Procedural CGI & the semantic programming parallel

One of my main interests within the realm of the digital revolution has been the progression in the craft of software engineering. The craft has moved to a higher abstraction level over the past, say, 70 years. Broadly speaking from machine code to assembly to C-like languages to OO-languages to the current crop of high level scripting languages. Although there have been many variations along the way, the main trend has been that the craft of programming moved to higher levels of abstraction. Instead of handwriting zeroes and ones software engineers now have languages and tools that allow them to specify for instance classes and inheritance and let the compiler turn that into machine executable instructions. As I've written before one of the questions that have been puzzling me over the past few years is why this progress seem to have stalled in the 90's. At that time the industry had quite a lot of experience with higher level languages such as COBOL (!) and there was a lively discussion surrounding 5th generation programming languages. But then the web happened and all attention was directed at writing as much software as possible to explore this vast new realm of undiscovered opportunities. Somehow that seemed to lure all attention away from fundamental progress towards the latest greatest in web development. Everybody was in a hurry to explore this new world and technologies were invented, and often reinvented, at neck-breaking speed. Today's most widely used programming language, JavaScript, was for instance developed in just 10 days at that time.

 
There is a problem with this stagnation, though. The demand for new software is rising so fast that there simply aren't enough humans to do the job if we stick to the labour intensive abstraction level the industry is stuck at at the moment. There is already a huge shortage of software engineers. It is actually one of the main limiters of growth in Western industries. 

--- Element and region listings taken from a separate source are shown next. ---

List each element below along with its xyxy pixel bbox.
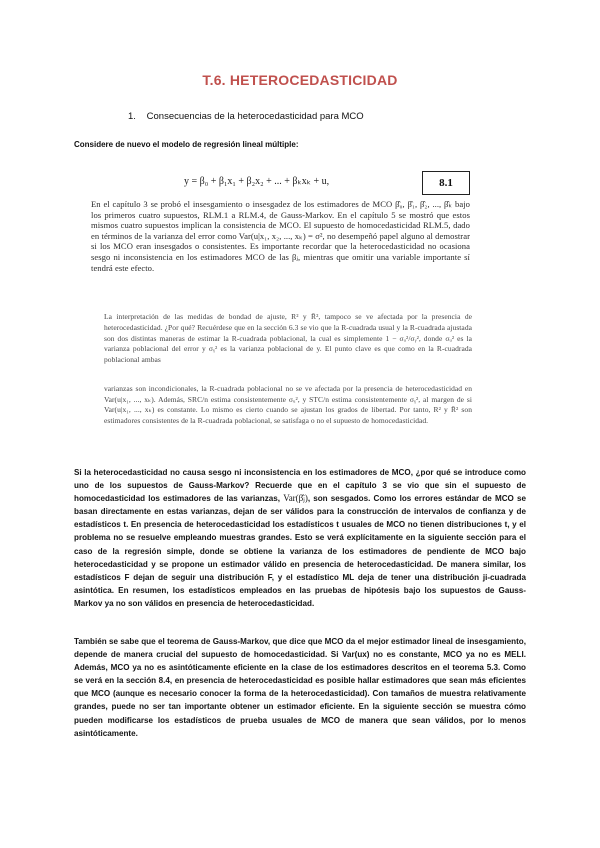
body-paragraph-2 [74,635,526,740]
equation-row [92,171,470,195]
section-heading [128,111,364,122]
scanned-paragraph-1-text: En el capítulo 3 se probó el insesgamiento o insesgadez de los estimadores de MCO β̂₀, β̂₁, β̂₂, ..., β̂ₖ bajo los primeros cuatro supuestos, RLM.1 a RLM.4, de Gauss-Markov. En el capítulo 5 se mostró que estos mismos cuatro supuestos implican la consistencia de MCO. El supuesto de homocedasticidad RLM.5, dado en términos de la varianza del error como Var(u|x₁, x₂, ..., xₖ) = σ², no desempeñó papel alguno al demostrar si los MCO eran insesgados o consistentes. Es importante recordar que la heterocedasticidad no ocasiona sesgo ni inconsistencia en los estimadores MCO de las βⱼ, mientras que omitir una variable importante sí tendrá este efecto. [91,199,470,273]
regression-equation: y = β₀ + β₁x₁ + β₂x₂ + ... + βₖxₖ + u, [184,176,330,187]
equation-number-box: 8.1 [422,171,470,195]
body-paragraph-1-part-a: Si la heterocedasticidad no causa sesgo ni inconsistencia en los estimadores de MCO, ¿por qué se introduce como uno de los supuestos de Gauss-Markov? Recuerde que en el capítulo 3 se vio que sin el supuesto de homocedasticidad los estimadores de las varianzas, [74,468,526,504]
body-paragraph-1-part-b: , son sesgados. Como los errores estándar de MCO se basan directamente en estas varianzas, dejan de ser válidos para la construcción de intervalos de confianza y de estadísticos t. En presencia de heterocedasticidad los estadísticos t usuales de MCO no tienen distribuciones t, y el problema no se resuelve empleando muestras grandes. Esto se verá explícitamente en la siguiente sección para el caso de la regresión simple, donde se obtiene la varianza de los estimadores de pendiente de MCO bajo heterocedasticidad y se propone un estimador válido en presencia de heterocedasticidad. De manera similar, los estadísticos F dejan de seguir una distribución F, y el estadístico ML deja de tener una distribución ji-cuadrada asintótica. En resumen, los estadísticos empleados en las pruebas de hipótesis bajo los supuestos de Gauss-Markov ya no son válidos en presencia de heterocedasticidad. [74,494,526,608]
body-paragraph-1-text [74,466,526,610]
body-paragraph-2-text: También se sabe que el teorema de Gauss-Markov, que dice que MCO da el mejor estimador lineal de insesgamiento, depende de manera crucial del supuesto de homocedasticidad. Si Var(ux) no es constante, MCO ya no es MELI. Además, MCO ya no es asintóticamente eficiente en la clase de los estimadores descritos en el teorema 5.3. Como se verá en la sección 8.4, en presencia de heterocedasticidad es posible hallar estimadores que sean más eficientes que MCO (aunque es necesario conocer la forma de la heterocedasticidad). Con tamaños de muestra relativamente grandes, puede no ser tan importante obtener un estimador eficiente. En la siguiente sección se muestra cómo pueden modificarse los estadísticos de prueba usuales de MCO de manera que sean válidos, por lo menos asintóticamente. [74,637,526,738]
section-label: Consecuencias de la heterocedasticidad para MCO [146,111,364,122]
intro-sentence: Considere de nuevo el modelo de regresión lineal múltiple: [74,140,299,149]
page-title: T.6. HETEROCEDASTICIDAD [202,72,398,88]
scanned-paragraph-1 [91,199,470,273]
scanned-paragraph-3 [104,384,472,426]
scanned-paragraph-3-text: varianzas son incondicionales, la R-cuadrada poblacional no se ve afectada por la presencia de heterocedasticidad en Var(u|x₁, ..., xₖ). Además, SRC/n estima consistentemente σᵤ², y STC/n estima consistentemente σᵧ², al margen de si Var(u|x₁, ..., xₖ) es constante. Lo mismo es cierto cuando se ajustan los grados de libertad. Por tanto, R² y R̄² son estimadores consistentes de la R-cuadrada poblacional, se satisfaga o no el supuesto de homocedasticidad. [104,384,472,425]
variance-symbol: Var(β̂ⱼ) [283,493,308,504]
scanned-paragraph-2-text: La interpretación de las medidas de bondad de ajuste, R² y R̄², tampoco se ve afectada por la presencia de heterocedasticidad. ¿Por qué? Recuérdese que en la sección 6.3 se vio que la R-cuadrada usual y la R-cuadrada ajustada son dos distintas maneras de estimar la R-cuadrada poblacional, la cual es simplemente 1 − σᵤ²/σᵧ², donde σᵤ² es la varianza poblacional del error y σᵧ² es la varianza poblacional de y. El punto clave es que como en la R-cuadrada poblacional ambas [104,312,472,365]
body-paragraph-1 [74,466,526,610]
section-number: 1. [128,111,136,122]
scanned-paragraph-2 [104,312,472,366]
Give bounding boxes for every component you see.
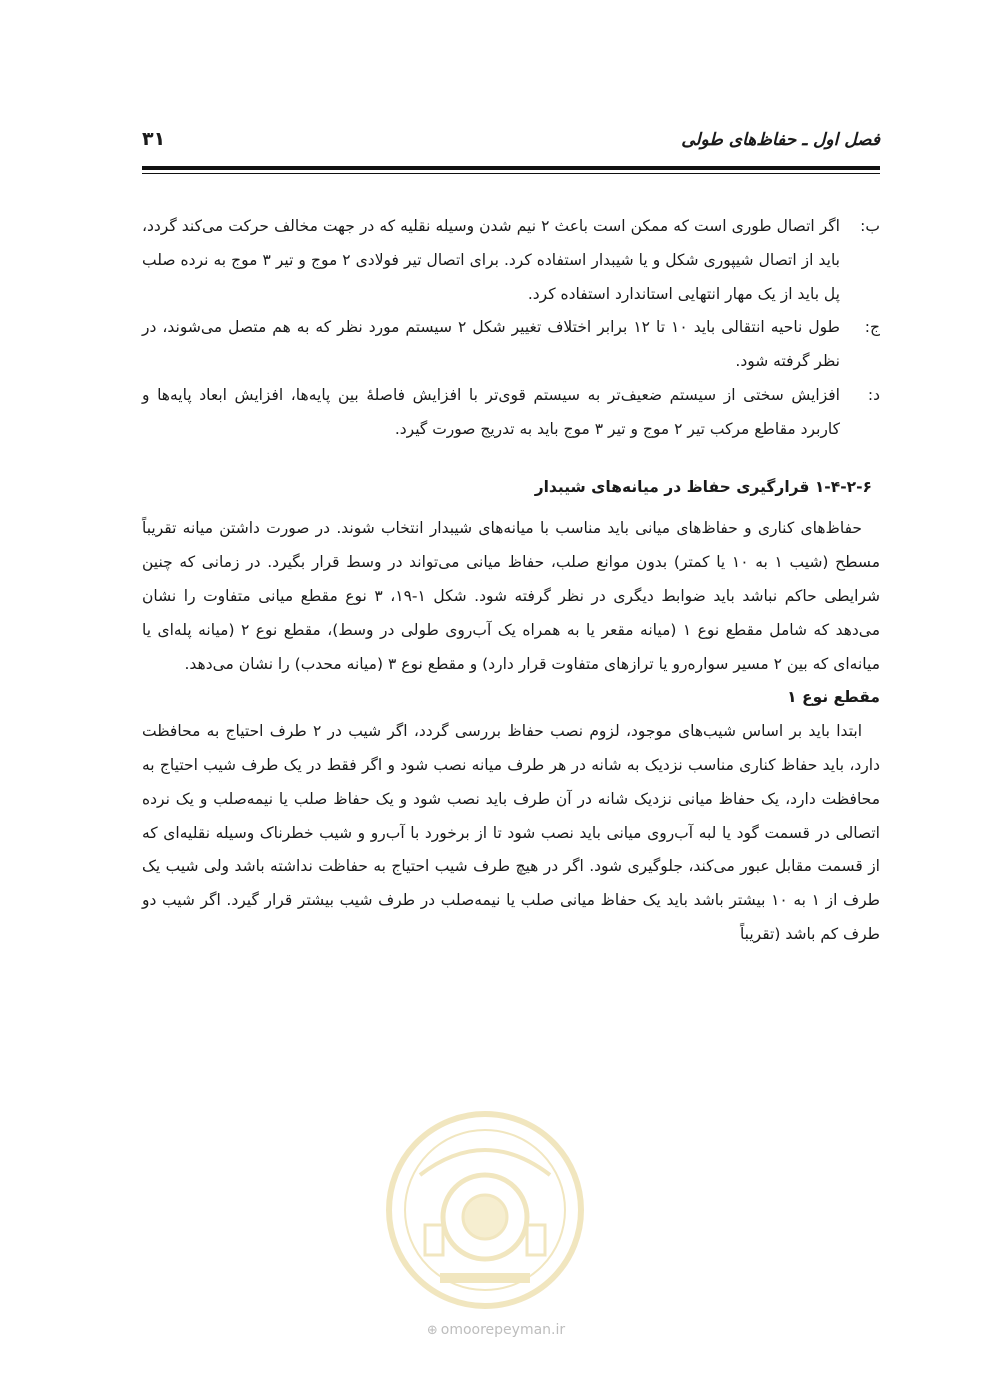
- website-text: omoorepeyman.ir: [440, 1322, 566, 1338]
- body-text: [142, 210, 880, 952]
- list-item: [142, 311, 880, 379]
- header-rule-thick: [142, 166, 880, 170]
- list-item-text: افزایش سختی از سیستم ضعیف‌تر به سیستم قوی‌تر با افزایش فاصلهٔ بین پایه‌ها، افزایش ابعاد پایه‌ها و کاربرد مقاطع مرکب تیر ۲ موج و تیر ۳ موج باید به تدریج صورت گیرد.: [142, 385, 840, 438]
- list-item: [142, 379, 880, 447]
- watermark-seal: [380, 1105, 590, 1320]
- section-heading: ۱-۴-۲-۶ قرارگیری حفاظ در میانه‌های شیبدار: [534, 477, 872, 496]
- list-marker: ب:: [860, 217, 880, 235]
- page-number: ۳۱: [142, 128, 166, 150]
- list-item-text: طول ناحیه انتقالی باید ۱۰ تا ۱۲ برابر اختلاف تغییر شکل ۲ سیستم مورد نظر که به هم متصل می‌شوند، در نظر گرفته شود.: [142, 318, 840, 371]
- globe-icon: ⊕: [426, 1323, 438, 1338]
- page-header: [142, 126, 880, 158]
- watermark-website: [0, 1322, 992, 1338]
- subheading: مقطع نوع ۱: [787, 688, 880, 707]
- chapter-title: فصل اول ـ حفاظ‌های طولی: [681, 130, 880, 150]
- list-marker: د:: [867, 385, 880, 404]
- list-item-text: اگر اتصال طوری است که ممکن است باعث ۲ نیم شدن وسیله نقلیه که در جهت مخالف حرکت می‌کند گردد، باید از اتصال شیپوری شکل و یا شیبدار استفاده کرد. برای اتصال تیر فولادی ۲ موج و تیر ۳ موج به نرده صلب پل باید از یک مهار انتهایی استاندارد استفاده کرد.: [142, 217, 840, 303]
- list-item: [142, 210, 880, 311]
- paragraph: حفاظ‌های کناری و حفاظ‌های میانی باید مناسب با میانه‌های شیبدار انتخاب شوند. در صورت داشتن میانه تقریباً مسطح (شیب ۱ به ۱۰ یا کمتر) بدون موانع صلب، حفاظ میانی می‌تواند در وسط قرار بگیرد. در زمانی که چنین شرایطی حاکم نباشد باید ضوابط دیگری در نظر گرفته شود. شکل ۱-۱۹، ۳ نوع مقطع میانی متفاوت را نشان می‌دهد که شامل مقطع نوع ۱ (میانه مقعر یا به همراه یک آب‌روی طولی در وسط)، مقطع نوع ۲ (میانه پله‌ای یا میانه‌ای که بین ۲ مسیر سواره‌رو یا ترازهای متفاوت قرار دارد) و مقطع نوع ۳ (میانه محدب) را نشان می‌دهد.: [142, 519, 881, 673]
- list-marker: ج:: [864, 318, 880, 337]
- header-rule-thin: [142, 173, 880, 174]
- paragraph: ابتدا باید بر اساس شیب‌های موجود، لزوم نصب حفاظ بررسی گردد، اگر شیب در ۲ طرف احتیاج به محافظت دارد، باید حفاظ کناری مناسب نزدیک به شانه در هر طرف میانه نصب شود و اگر فقط در یک طرف شیب احتیاج به محافظت دارد، یک حفاظ میانی نزدیک شانه در آن طرف باید نصب شود و یک حفاظ صلب یا نیمه‌صلب و یک نرده اتصالی در قسمت گود یا لبه آب‌روی میانی باید نصب شود تا از برخورد با آب‌رو و شیب خطرناک وسیله نقلیه‌ای که از قسمت مقابل عبور می‌کند، جلوگیری شود. اگر در هیچ طرف شیب احتیاج به حفاظت نداشته باشد ولی شیب یک طرف از ۱ به ۱۰ بیشتر باشد باید یک حفاظ میانی صلب یا نیمه‌صلب در طرف شیب بیشتر قرار گیرد. اگر شیب دو طرف کم باشد (تقریباً: [142, 722, 880, 943]
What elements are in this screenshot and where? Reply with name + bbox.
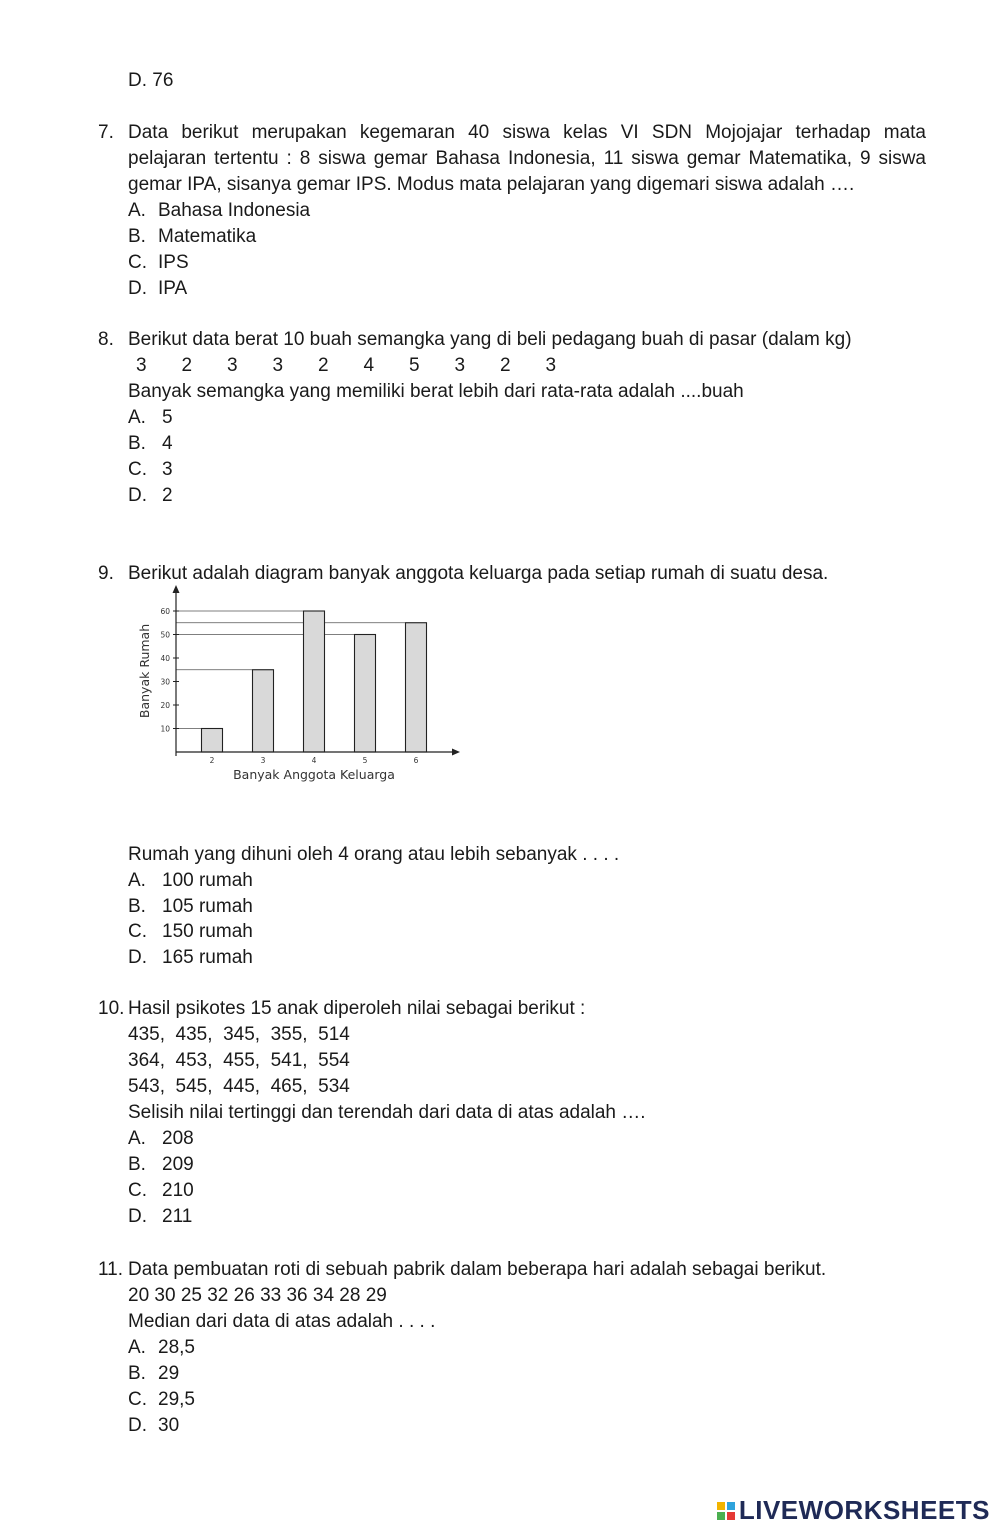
x-tick-label: 5	[362, 756, 368, 765]
previous-question-option-d: D. 76	[128, 70, 174, 91]
question-text-line: Data pembuatan roti di sebuah pabrik dalam beberapa hari adalah sebagai berikut.	[128, 1259, 827, 1280]
option-text[interactable]: IPA	[158, 278, 188, 299]
option-text[interactable]: 3	[162, 459, 173, 480]
option-letter: C.	[128, 1180, 147, 1201]
y-tick-label: 40	[160, 654, 170, 663]
option-text[interactable]: 209	[162, 1154, 194, 1175]
option-letter: C.	[128, 1389, 147, 1410]
option-text[interactable]: 211	[162, 1206, 193, 1227]
logo-square	[727, 1512, 735, 1520]
bar	[355, 635, 376, 753]
y-tick-label: 50	[160, 630, 170, 640]
data-values	[136, 355, 591, 377]
x-axis-arrow-icon	[452, 749, 460, 756]
x-tick-label: 3	[260, 756, 266, 765]
x-axis-label: Banyak Anggota Keluarga	[233, 767, 395, 782]
y-tick-label: 10	[160, 724, 170, 734]
option-letter: D.	[128, 485, 147, 506]
option-text[interactable]: 29	[158, 1363, 180, 1384]
question-text-line: Hasil psikotes 15 anak diperoleh nilai sebagai berikut :	[128, 998, 586, 1019]
x-tick-label: 4	[311, 756, 317, 765]
option-text[interactable]: 28,5	[158, 1337, 195, 1358]
option-text[interactable]: 2	[162, 485, 173, 506]
option-text[interactable]: 208	[162, 1128, 194, 1149]
option-letter: A.	[128, 407, 146, 428]
question-text-line: Median dari data di atas adalah . . . .	[128, 1311, 436, 1332]
bar	[253, 670, 274, 752]
option-letter: D.	[128, 947, 147, 968]
option-letter: D.	[128, 1415, 147, 1436]
option-text[interactable]: 30	[158, 1415, 180, 1436]
option-text[interactable]: 165 rumah	[162, 947, 253, 968]
data-value: 3	[227, 355, 238, 376]
logo-square	[717, 1502, 725, 1510]
y-tick-label: 60	[160, 607, 170, 616]
y-axis-arrow-icon	[173, 585, 180, 593]
option-text[interactable]: 150 rumah	[162, 921, 253, 942]
logo-square	[717, 1512, 725, 1520]
data-value: 3	[454, 355, 466, 376]
option-text[interactable]: 29,5	[158, 1389, 195, 1410]
option-letter: B.	[128, 433, 146, 454]
data-value: 2	[181, 355, 193, 376]
option-letter: B.	[128, 896, 146, 917]
option-text[interactable]: 100 rumah	[162, 870, 253, 891]
question-text-line: Berikut adalah diagram banyak anggota keluarga pada setiap rumah di suatu desa.	[128, 563, 829, 584]
data-values: 20 30 25 32 26 33 36 34 28 29	[128, 1285, 387, 1306]
option-letter: C.	[128, 459, 147, 480]
bar-chart	[130, 585, 460, 790]
question-text-line: Banyak semangka yang memiliki berat lebih dari rata-rata adalah ....buah	[128, 381, 744, 402]
x-tick-label: 6	[413, 756, 419, 765]
chart-reference-lines	[176, 611, 427, 729]
y-tick-label: 30	[160, 677, 170, 687]
question-text-line: gemar IPA, sisanya gemar IPS. Modus mata pelajaran yang digemari siswa adalah ….	[128, 174, 855, 195]
logo-square	[727, 1502, 735, 1510]
option-text[interactable]: IPS	[158, 252, 189, 273]
option-letter: B.	[128, 1154, 146, 1175]
liveworksheets-logo[interactable]	[717, 1495, 990, 1526]
question-number: 10.	[98, 998, 125, 1019]
data-value: 3	[545, 355, 557, 376]
data-value: 2	[318, 355, 329, 376]
x-tick-label: 2	[209, 756, 215, 765]
logo-squares-icon	[717, 1502, 735, 1520]
option-letter: A.	[128, 870, 146, 891]
question-text-line: Data berikut merupakan kegemaran 40 siswa kelas VI SDN Mojojajar terhadap mata	[128, 122, 926, 143]
data-value: 3	[272, 355, 284, 376]
chart-bars	[202, 611, 427, 752]
option-text[interactable]: Bahasa Indonesia	[158, 200, 311, 221]
bar	[304, 611, 325, 752]
option-text[interactable]: 5	[162, 407, 173, 428]
y-tick-label: 20	[160, 701, 170, 710]
option-letter: C.	[128, 252, 147, 273]
logo-text: LIVEWORKSHEETS	[738, 1495, 990, 1525]
question-number: 7.	[98, 122, 114, 143]
option-letter: A.	[128, 1337, 146, 1358]
option-text[interactable]: 210	[162, 1180, 194, 1201]
data-row: 543, 545, 445, 465, 534	[128, 1076, 350, 1097]
option-text[interactable]: 4	[162, 433, 173, 454]
data-row: 435, 435, 345, 355, 514	[128, 1024, 350, 1045]
data-row: 364, 453, 455, 541, 554	[128, 1050, 350, 1071]
option-letter: A.	[128, 200, 146, 221]
data-value: 5	[409, 355, 420, 376]
option-letter: C.	[128, 921, 147, 942]
question-text-line: pelajaran tertentu : 8 siswa gemar Bahasa Indonesia, 11 siswa gemar Matematika, 9 siswa	[128, 148, 926, 169]
option-text[interactable]: Matematika	[158, 226, 257, 247]
question-number: 8.	[98, 329, 114, 350]
option-letter: A.	[128, 1128, 146, 1149]
data-value: 3	[136, 355, 147, 376]
question-number: 11.	[98, 1259, 124, 1280]
chart-ticks	[160, 607, 418, 765]
option-letter: D.	[128, 278, 147, 299]
y-axis-label: Banyak Rumah	[137, 623, 152, 719]
option-letter: B.	[128, 1363, 146, 1384]
bar	[202, 729, 223, 753]
bar	[406, 623, 427, 752]
question-text-line: Rumah yang dihuni oleh 4 orang atau lebih sebanyak . . . .	[128, 844, 620, 865]
option-letter: B.	[128, 226, 146, 247]
question-text-line: Selisih nilai tertinggi dan terendah dari data di atas adalah ….	[128, 1102, 646, 1123]
option-text[interactable]: 105 rumah	[162, 896, 253, 917]
question-text-line: Berikut data berat 10 buah semangka yang di beli pedagang buah di pasar (dalam kg)	[128, 329, 852, 350]
data-value: 4	[363, 355, 375, 376]
option-letter: D.	[128, 1206, 147, 1227]
question-number: 9.	[98, 563, 114, 584]
data-value: 2	[500, 355, 511, 376]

But there is another problem. The low level work is prone to errors while at the same time the importance of the information systems for society at large is increasing. In other words, our lives depend on software in an accelerating rate while at the same time we ar developing the software in an archaic and error prone way. The only way out of this situation is to move the job of software engineering to the next level of abstraction. This means that domain experts should be able to express exactly what they want after which a compiler generates the information system that does just that. This has been called 'semantic programming' in the past, and it is in my opinion the only idea to move the software industry forward and prevent a lot of problems. Fortunately there is light at the end of the tunnel. In a recent post I mentioned my idea that AI seems to be the surprising candidate enabling the step towards the next level of abstraction. While in traditional information systems developers tediously wrote detailed instructions how to mangle given input to generate the required output, with AI developers just specify the required output based on a certain input and let it figure out the intermediate steps itself. This is in line with the ideas of semantic programming.
 
Interestingly enough there is also light at the end of another tunnel that has strikingly similar properties. After diving into the world of computer graphics (CGI), game development, AR/VR, and animation I realised that this was an industry where the exact same type of transformation was taking place. Early CGI work consisted of painstakingly typing out coordinates to, for example, draw a wireframe of a doll. Subsequently tools were developed to allowed artists to draw with a mouse and automatically tween between keyframes. Over the past decades the tools became increasingly more sophisticated, especially in the area of the notoriously complex world of 3D CGI. Each step gradually freeing the artist from tedious, repetitive tasks and allowing them to focus on expressing what they actually wanted. Interestingly enough one of the biggest trends in the CGI industry is the move towards proceduralism, where things like textures, geometry and even complete worlds are generated by procedures instead of by hand. Take a look at how the 3D modelling (if you can still call it that) software Houdini has been used to procedurally generate environments for the latest episode of the Farcry series. The artists of Farcry no longer have to draw every leaf or every road by hand. they specify the properties of their required worlds at a high level after which the algorithms of software like Houdini generate it. You could say that software like Houdini is becoming the compiler, just as AI is becoming the compiler for information systems (as previously discussed). The drive towards proceduralism in the CGI industry is the wish to focus on the high level picture and not on the low level details. But also by the need to create increasingly more complex worlds for which it would be impossible to build by hand.
 
I find this parallel intriguing. (Somehow my brain is wired to relentlessly look for parallels between separate phenomena.) Understanding the underlying driver enables us to see where our industry, work and tools ar heading. And it gives the creative mind a glimpse into the future.